A quels niveaux allez-vous recruter ces nouveaux magistrats ?

Le concours complémentaire est réservé à des personnes âgées de plus de 35 ans et justifiant de 10 ans d’ancienneté professionnelle. Leur formation dure ensuite huit mois. En théorie, tous les titulaires d’un master même non juridique peuvent concourir. Dans la pratique, c’est quasiment impossible si on n’a jamais fait de droit ni travaillé dans une profession liée. Devenir magistrat après un master en mathématiques c’est quand même compliqué ! Dans la dernière promotion, qui comptait 22 recrutés sur titre, nous avions ainsi cinq assistants de justice, quatre avocats, un commissaire de police mais aussi un éditeur.

 

Quel profil faut-il avoir pour avoir de bonnes chances d’être sélectionné dans le concours principal, celui qui est ouvert aux moins de 31 ans ?
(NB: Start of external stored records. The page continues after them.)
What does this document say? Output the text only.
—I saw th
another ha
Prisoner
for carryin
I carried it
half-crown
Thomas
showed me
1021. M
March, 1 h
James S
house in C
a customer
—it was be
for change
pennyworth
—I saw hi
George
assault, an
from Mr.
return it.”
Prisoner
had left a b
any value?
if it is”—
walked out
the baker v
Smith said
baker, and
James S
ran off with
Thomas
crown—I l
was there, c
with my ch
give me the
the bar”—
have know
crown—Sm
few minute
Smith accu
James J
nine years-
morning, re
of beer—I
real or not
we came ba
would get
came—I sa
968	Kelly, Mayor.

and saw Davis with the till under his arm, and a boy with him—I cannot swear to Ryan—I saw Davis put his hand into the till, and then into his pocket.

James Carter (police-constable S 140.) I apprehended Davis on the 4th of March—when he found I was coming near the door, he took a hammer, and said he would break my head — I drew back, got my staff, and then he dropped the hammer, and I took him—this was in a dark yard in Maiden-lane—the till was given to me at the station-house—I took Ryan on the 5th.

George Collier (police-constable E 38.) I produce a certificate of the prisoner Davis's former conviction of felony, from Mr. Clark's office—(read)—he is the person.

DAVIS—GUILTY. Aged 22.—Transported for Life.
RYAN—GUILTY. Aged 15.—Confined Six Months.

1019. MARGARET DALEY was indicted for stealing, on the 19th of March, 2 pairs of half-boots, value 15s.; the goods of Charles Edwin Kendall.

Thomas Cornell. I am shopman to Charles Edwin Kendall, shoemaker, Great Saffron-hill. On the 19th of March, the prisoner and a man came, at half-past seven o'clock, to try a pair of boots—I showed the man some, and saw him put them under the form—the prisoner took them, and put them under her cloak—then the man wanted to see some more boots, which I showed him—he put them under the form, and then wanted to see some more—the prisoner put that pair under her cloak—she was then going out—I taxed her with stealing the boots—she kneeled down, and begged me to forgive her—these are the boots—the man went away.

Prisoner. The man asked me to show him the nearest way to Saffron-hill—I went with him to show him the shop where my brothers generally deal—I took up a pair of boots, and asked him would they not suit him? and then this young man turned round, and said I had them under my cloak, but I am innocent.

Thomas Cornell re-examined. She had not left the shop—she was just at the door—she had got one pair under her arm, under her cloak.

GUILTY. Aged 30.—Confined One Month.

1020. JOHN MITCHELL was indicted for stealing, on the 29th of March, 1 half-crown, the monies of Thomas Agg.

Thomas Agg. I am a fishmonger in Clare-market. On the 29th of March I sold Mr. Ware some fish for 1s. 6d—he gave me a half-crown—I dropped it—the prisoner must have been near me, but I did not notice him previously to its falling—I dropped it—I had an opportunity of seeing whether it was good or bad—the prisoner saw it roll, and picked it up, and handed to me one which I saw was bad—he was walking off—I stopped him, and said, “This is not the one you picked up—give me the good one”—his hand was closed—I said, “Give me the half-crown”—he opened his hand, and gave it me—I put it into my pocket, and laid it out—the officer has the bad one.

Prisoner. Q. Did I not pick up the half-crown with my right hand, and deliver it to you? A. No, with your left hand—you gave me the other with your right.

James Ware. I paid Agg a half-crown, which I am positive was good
Là encore si en théorie un master 1 suffit pour postuler, dans les faits les 87 élèves de la promotion 2011 sont titulaires d’un master 2 à l’entrée à l’école, beaucoup l’ayant obtenu tout en préparant le concours. Plus de 64% ont en plus suivi une préparation dans un institut d’études judiciaires avec, au premier rang, Panthéon Assas (25 reçus) devant Bordeaux IV Montesquieu (onze). Neuf sont passés par un IEP (institut d’études politiques).

 

Au total, vous proposez l’un des concours les plus sélectifs qui soient ?

Avec 1400 inscrits pour 135 places, nous avons la faiblesse de penser que nous recrutons effectivement les meilleurs des juristes ! Mais cela ne doit pas décourager les candidats éventuels, la motivation étant aussi importante que les connaissances brutes pour réussir à un concours.

 

On dit parfois que les bacheliers S sont les meilleurs, même en droit. Est-ce le cas également à l’ENM ?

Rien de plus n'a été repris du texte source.